12 (Kotler, 2005). Kepuasan pasien dapat mempengaruhi minat untuk kembali ke apotek yang sama. Kepuasan merupakan pengalaman yang akan mengendap di dalam ingatan pasien sehingga mempengaruhi proses pengambilan keputusan pembelian ulang produk yang sama (Rangkuti, 2011). Ada lima faktor utama yang menentukan tingkat kepuasan konsumen/pasien, yaitu : a. Kualitas produk farmasi yaitu kemampuan menyembuhkan penyakit. Hal ini menyangkut ketersediaan farmasi dan ketersediaan hayati, sehingga tercapai tujuan efek terapi. Persepsi konsumen/pasien terhadap produk farmasi dipengaruhi oleh dua hal yaitu kenyataan sesungguhnya kualitas produk farmasi dan komunikasi. b. Kualitas pelayanan terhadap pasien.
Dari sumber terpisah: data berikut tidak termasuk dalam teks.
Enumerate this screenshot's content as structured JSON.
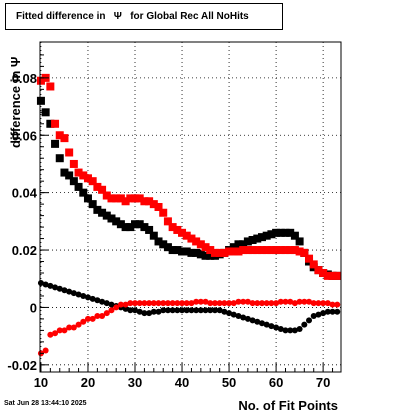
{
  "title_box": {
    "text": "Fitted difference in   Ψ   for Global Rec All NoHits"
  },
  "timestamp": "Sat Jun 28 13:44:10 2025",
  "chart_data": {
    "type": "scatter",
    "title": "Fitted difference in Ψ for Global Rec All NoHits",
    "xlabel": "No. of Fit Points",
    "ylabel": "difference in Ψ",
    "xlim": [
      9.8,
      73.8
    ],
    "ylim": [
      -0.0225,
      0.0925
    ],
    "xticks": [
      10,
      20,
      30,
      40,
      50,
      60,
      70
    ],
    "yticks": [
      -0.02,
      0,
      0.02,
      0.04,
      0.06,
      0.08
    ],
    "ytick_labels": [
      "-0.02",
      "0",
      "0.02",
      "0.04",
      "0.06",
      "0.08"
    ],
    "grid": true,
    "series": [
      {
        "color": "#000000",
        "marker": "square",
        "x": [
          10,
          11,
          12,
          13,
          14,
          15,
          16,
          17,
          18,
          19,
          20,
          21,
          22,
          23,
          24,
          25,
          26,
          27,
          28,
          29,
          30,
          31,
          32,
          33,
          34,
          35,
          36,
          37,
          38,
          39,
          40,
          41,
          42,
          43,
          44,
          45,
          46,
          47,
          48,
          49,
          50,
          51,
          52,
          53,
          54,
          55,
          56,
          57,
          58,
          59,
          60,
          61,
          62,
          63,
          64,
          65,
          66,
          67,
          68,
          69,
          70,
          71,
          72,
          73
        ],
        "y": [
          0.072,
          0.068,
          0.064,
          0.057,
          0.052,
          0.047,
          0.046,
          0.044,
          0.042,
          0.04,
          0.038,
          0.036,
          0.034,
          0.033,
          0.032,
          0.031,
          0.03,
          0.029,
          0.028,
          0.028,
          0.029,
          0.029,
          0.028,
          0.027,
          0.025,
          0.023,
          0.022,
          0.021,
          0.02,
          0.02,
          0.0195,
          0.0195,
          0.019,
          0.019,
          0.0185,
          0.018,
          0.018,
          0.018,
          0.0185,
          0.019,
          0.02,
          0.021,
          0.022,
          0.022,
          0.023,
          0.0235,
          0.024,
          0.0245,
          0.025,
          0.0255,
          0.026,
          0.026,
          0.026,
          0.026,
          0.025,
          0.023,
          0.019,
          0.016,
          0.014,
          0.013,
          0.012,
          0.0115,
          0.011,
          0.011
        ]
      },
      {
        "color": "#ff0000",
        "marker": "square",
        "x": [
          10,
          11,
          12,
          13,
          14,
          15,
          16,
          17,
          18,
          19,
          20,
          21,
          22,
          23,
          24,
          25,
          26,
          27,
          28,
          29,
          30,
          31,
          32,
          33,
          34,
          35,
          36,
          37,
          38,
          39,
          40,
          41,
          42,
          43,
          44,
          45,
          46,
          47,
          48,
          49,
          50,
          51,
          52,
          53,
          54,
          55,
          56,
          57,
          58,
          59,
          60,
          61,
          62,
          63,
          64,
          65,
          66,
          67,
          68,
          69,
          70,
          71,
          72,
          73
        ],
        "y": [
          0.079,
          0.08,
          0.077,
          0.064,
          0.06,
          0.059,
          0.054,
          0.05,
          0.047,
          0.046,
          0.045,
          0.044,
          0.042,
          0.041,
          0.039,
          0.038,
          0.038,
          0.038,
          0.037,
          0.038,
          0.038,
          0.038,
          0.037,
          0.037,
          0.036,
          0.035,
          0.033,
          0.03,
          0.028,
          0.027,
          0.026,
          0.025,
          0.024,
          0.023,
          0.022,
          0.021,
          0.02,
          0.019,
          0.019,
          0.019,
          0.0195,
          0.0195,
          0.0195,
          0.02,
          0.02,
          0.02,
          0.02,
          0.02,
          0.02,
          0.02,
          0.02,
          0.02,
          0.02,
          0.02,
          0.02,
          0.0195,
          0.019,
          0.017,
          0.015,
          0.013,
          0.012,
          0.011,
          0.011,
          0.011
        ]
      },
      {
        "color": "#000000",
        "marker": "circle",
        "x": [
          10,
          11,
          12,
          13,
          14,
          15,
          16,
          17,
          18,
          19,
          20,
          21,
          22,
          23,
          24,
          25,
          26,
          27,
          28,
          29,
          30,
          31,
          32,
          33,
          34,
          35,
          36,
          37,
          38,
          39,
          40,
          41,
          42,
          43,
          44,
          45,
          46,
          47,
          48,
          49,
          50,
          51,
          52,
          53,
          54,
          55,
          56,
          57,
          58,
          59,
          60,
          61,
          62,
          63,
          64,
          65,
          66,
          67,
          68,
          69,
          70,
          71,
          72,
          73
        ],
        "y": [
          0.0085,
          0.008,
          0.0075,
          0.007,
          0.0065,
          0.006,
          0.0055,
          0.005,
          0.0045,
          0.004,
          0.0035,
          0.003,
          0.0025,
          0.002,
          0.0015,
          0.001,
          0.0005,
          0.0,
          -0.0005,
          -0.001,
          -0.001,
          -0.0015,
          -0.002,
          -0.002,
          -0.0015,
          -0.0015,
          -0.001,
          -0.001,
          -0.001,
          -0.001,
          -0.001,
          -0.001,
          -0.001,
          -0.001,
          -0.001,
          -0.001,
          -0.001,
          -0.001,
          -0.001,
          -0.0015,
          -0.002,
          -0.0025,
          -0.003,
          -0.0035,
          -0.004,
          -0.0045,
          -0.005,
          -0.0055,
          -0.006,
          -0.0065,
          -0.007,
          -0.0075,
          -0.008,
          -0.008,
          -0.008,
          -0.0075,
          -0.006,
          -0.0045,
          -0.003,
          -0.0025,
          -0.002,
          -0.0015,
          -0.0015,
          -0.0015
        ]
      },
      {
        "color": "#ff0000",
        "marker": "circle",
        "x": [
          10,
          11,
          12,
          13,
          14,
          15,
          16,
          17,
          18,
          19,
          20,
          21,
          22,
          23,
          24,
          25,
          26,
          27,
          28,
          29,
          30,
          31,
          32,
          33,
          34,
          35,
          36,
          37,
          38,
          39,
          40,
          41,
          42,
          43,
          44,
          45,
          46,
          47,
          48,
          49,
          50,
          51,
          52,
          53,
          54,
          55,
          56,
          57,
          58,
          59,
          60,
          61,
          62,
          63,
          64,
          65,
          66,
          67,
          68,
          69,
          70,
          71,
          72,
          73
        ],
        "y": [
          -0.016,
          -0.015,
          -0.0095,
          -0.009,
          -0.008,
          -0.008,
          -0.007,
          -0.007,
          -0.006,
          -0.005,
          -0.004,
          -0.004,
          -0.003,
          -0.003,
          -0.002,
          -0.001,
          0.0,
          0.001,
          0.001,
          0.0015,
          0.0015,
          0.0015,
          0.0015,
          0.0015,
          0.0015,
          0.0015,
          0.0015,
          0.0015,
          0.0015,
          0.0015,
          0.0015,
          0.0015,
          0.0015,
          0.002,
          0.002,
          0.002,
          0.0015,
          0.0015,
          0.0015,
          0.0015,
          0.0015,
          0.0015,
          0.002,
          0.002,
          0.002,
          0.0015,
          0.0015,
          0.0015,
          0.0015,
          0.0015,
          0.0015,
          0.002,
          0.002,
          0.002,
          0.0015,
          0.002,
          0.002,
          0.002,
          0.0015,
          0.0015,
          0.0015,
          0.0015,
          0.001,
          0.001
        ]
      }
    ]
  }
}
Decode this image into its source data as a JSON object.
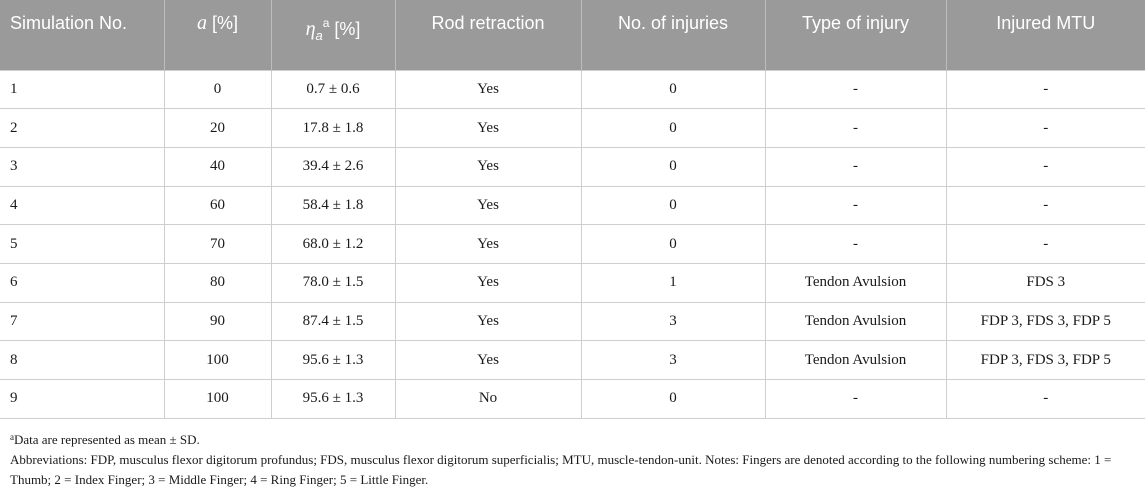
{
  "table": {
    "headers": {
      "sim_no": "Simulation No.",
      "a_symbol": "a",
      "a_unit": " [%]",
      "eta_symbol": "η",
      "eta_subscript": "a",
      "eta_superscript": "a",
      "eta_unit": " [%]",
      "rod_retraction": "Rod retraction",
      "no_injuries": "No. of injuries",
      "type_injury": "Type of injury",
      "injured_mtu": "Injured MTU"
    },
    "rows": [
      {
        "sim": "1",
        "a": "0",
        "eta": "0.7 ± 0.6",
        "rod": "Yes",
        "n": "0",
        "type": "-",
        "mtu": "-"
      },
      {
        "sim": "2",
        "a": "20",
        "eta": "17.8 ± 1.8",
        "rod": "Yes",
        "n": "0",
        "type": "-",
        "mtu": "-"
      },
      {
        "sim": "3",
        "a": "40",
        "eta": "39.4 ± 2.6",
        "rod": "Yes",
        "n": "0",
        "type": "-",
        "mtu": "-"
      },
      {
        "sim": "4",
        "a": "60",
        "eta": "58.4 ± 1.8",
        "rod": "Yes",
        "n": "0",
        "type": "-",
        "mtu": "-"
      },
      {
        "sim": "5",
        "a": "70",
        "eta": "68.0 ± 1.2",
        "rod": "Yes",
        "n": "0",
        "type": "-",
        "mtu": "-"
      },
      {
        "sim": "6",
        "a": "80",
        "eta": "78.0 ± 1.5",
        "rod": "Yes",
        "n": "1",
        "type": "Tendon Avulsion",
        "mtu": "FDS 3"
      },
      {
        "sim": "7",
        "a": "90",
        "eta": "87.4 ± 1.5",
        "rod": "Yes",
        "n": "3",
        "type": "Tendon Avulsion",
        "mtu": "FDP 3, FDS 3, FDP 5"
      },
      {
        "sim": "8",
        "a": "100",
        "eta": "95.6 ± 1.3",
        "rod": "Yes",
        "n": "3",
        "type": "Tendon Avulsion",
        "mtu": "FDP 3, FDS 3, FDP 5"
      },
      {
        "sim": "9",
        "a": "100",
        "eta": "95.6 ± 1.3",
        "rod": "No",
        "n": "0",
        "type": "-",
        "mtu": "-"
      }
    ]
  },
  "footnotes": {
    "note_marker": "a",
    "note_text": "Data are represented as mean ± SD.",
    "abbreviations": "Abbreviations: FDP, musculus flexor digitorum profundus; FDS, musculus flexor digitorum superficialis; MTU, muscle-tendon-unit. Notes: Fingers are denoted according to the following numbering scheme: 1 = Thumb; 2 = Index Finger; 3 = Middle Finger; 4 = Ring Finger; 5 = Little Finger."
  },
  "colors": {
    "header_bg": "#9a9a9a",
    "header_text": "#ffffff",
    "grid": "#cfcfcf"
  }
}
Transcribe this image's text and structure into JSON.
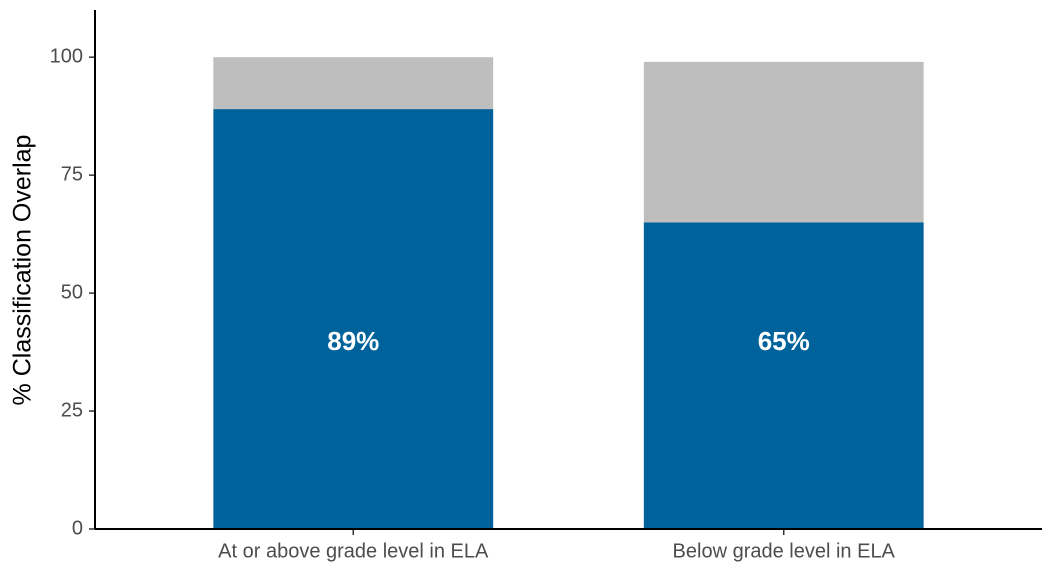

Pasien akan merasa puas bila mereka dapat pelayanan yang baik, ramah, sesuai dengan yang diharapkan. c. Merupakan komponen emosional yaitu pengaruh atau pertimbangan yang bersifat emosional seperti : karena sugesti, angan-angan, gambaran yang indah, perasaan bangga, agar kelihatan lain dari yang lain. Kepuasan tersebut membuat konsumen merasa puas terhadap produk farmasi tersebut. d. Harga. Meskipun produk farmasi yang dipilih mempunyai kemanjuran khasiat yang sama dengan produk farmasi yang lain tetapi harganya relatif lebih murah. Hal tersebut juga merupakan faktor penting untuk menentukan tingkat kepuasan. e. Faktor biaya untuk memperoleh produk farmasi tersebut. Konsumen tidak perlu mengeluarkan biaya tambahan juga tidak perlu membuang waktu untuk memperoleh obat tersebut (Anief, 2008). Terdapat lima determinan kualitas jasa yang dapat dirincikan sebagai berikut : a. Keandalan (reliability) adalah kemampuan untuk melakukan pelayanan yang dijanjikan secara akurat dan terpercaya. b. Keresponsifan (responsiveness) adalah kesediaan untuk membantu

13 konsumen dan menyediakan layanan yang dijanjikan c. Keyakinan (assurance) adalah pengetahuan dan perilaku karyawan serta kemampuan untuk menginspirasikan kepercayaan dan keyakinan. d. Empati (emphaty) adalah syarat untuk peduli, memberi perhatian pribadi bagi pelanggan. e. Berwujud (tangibles) adalah fasilitas fisik, peralatan, dan penampilan dari personil (Kotler, 1997).